With sandbox solutions, the solution is deployed to the database hosting the site, rather than to front-end servers. This makes it easier to deploy code, but the code is limited in what it can do, and you may have to set resource quotas across the site collection.

SharePoint 2010, Getting Ready

This talk provided an overview of SharePoint 2010. WSS 3.0 becomes SharePoint Foundation 2010 and MOSS 2007 becomes SharePoint Server 2010. Business Connectivity Services (BCS) are no longer part of the server edition, but has been moved to Foundation. A lot more services have been added, like state service, usage and health service, and Visio graphics service. Generally, with all the improvements to deployment and upgrade with PowerShell and the addition of multi-tenancy for the SSP, SharePoint 2010 is better in a hosting scenario.

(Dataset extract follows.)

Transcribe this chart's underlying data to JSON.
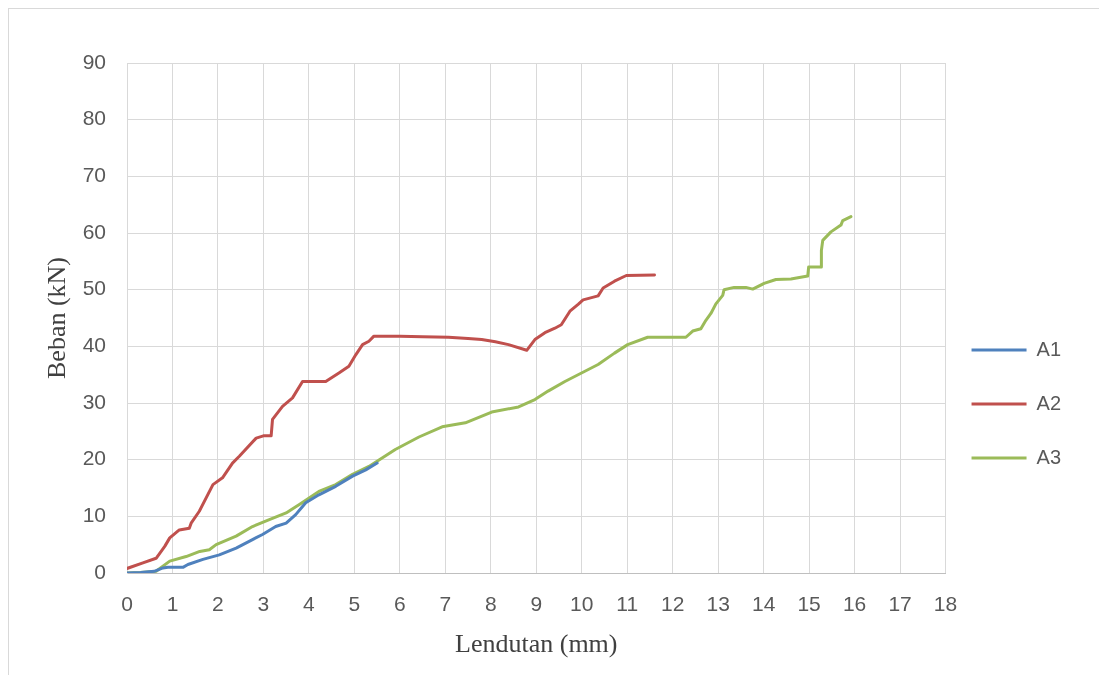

The web user interface has been made more Office-like with the addition of the ribbon and the use of AJAX. In document libraries you can create document sets as a way to relate documents to each other and have versioning and workflow follow every document in the set. Through the BCS, you can expose external data as native SharePoint lists with full CRUD capabilities.

SharePoint 2010 Development Tips and Tricks

The focus of the first part this talk is on the SharePoint 2010 Foundation features. Instead of developing against the web services or the object model, you can use the new managed client object model. This way, you can work against SharePoint from .NET code, from a Silverlight application, or from JavaScript. Behind the scenes, the client object model works against a WCF service running on the SharePoint server, which talks to the server object model on the server, and returns JSON to the client.

The second part of this talk is about sandbox solutions. This feature provides site collection users with the ability to upload and deploy WSPs. Finally, the third part of the talk is about the fluid integration model, which solves the problem of accessing cross-domain resources, e.g., having a Silverlight application access information on a SharePoint server on a different domain.

Installing and Configuring SharePoint Server 2010 in a Virtual Environment

This talk recommends that everyone read the MS whitepaper on Virtualization of Microsoft SharePoint Products and Technologies. Configuring a development environment, the dilemma is weather to create one virtual machine hosting everything or one virtual machine for the MS SQL Server, the Active Directory, and the SharePoint server each. The presenter suggests a middle ground. Still, it’s important to create a number of service accounts and use them in your development environment rather than running everything as administrator.

The SharePoint 2010 installer comes with a prerequisite installer that goes onto the web and downloads required software. After that, you can run the SharePoint server installer. Here you can choose between Standalone and Server farm, but always pick server farm. Standalone should only be used for demo purposes.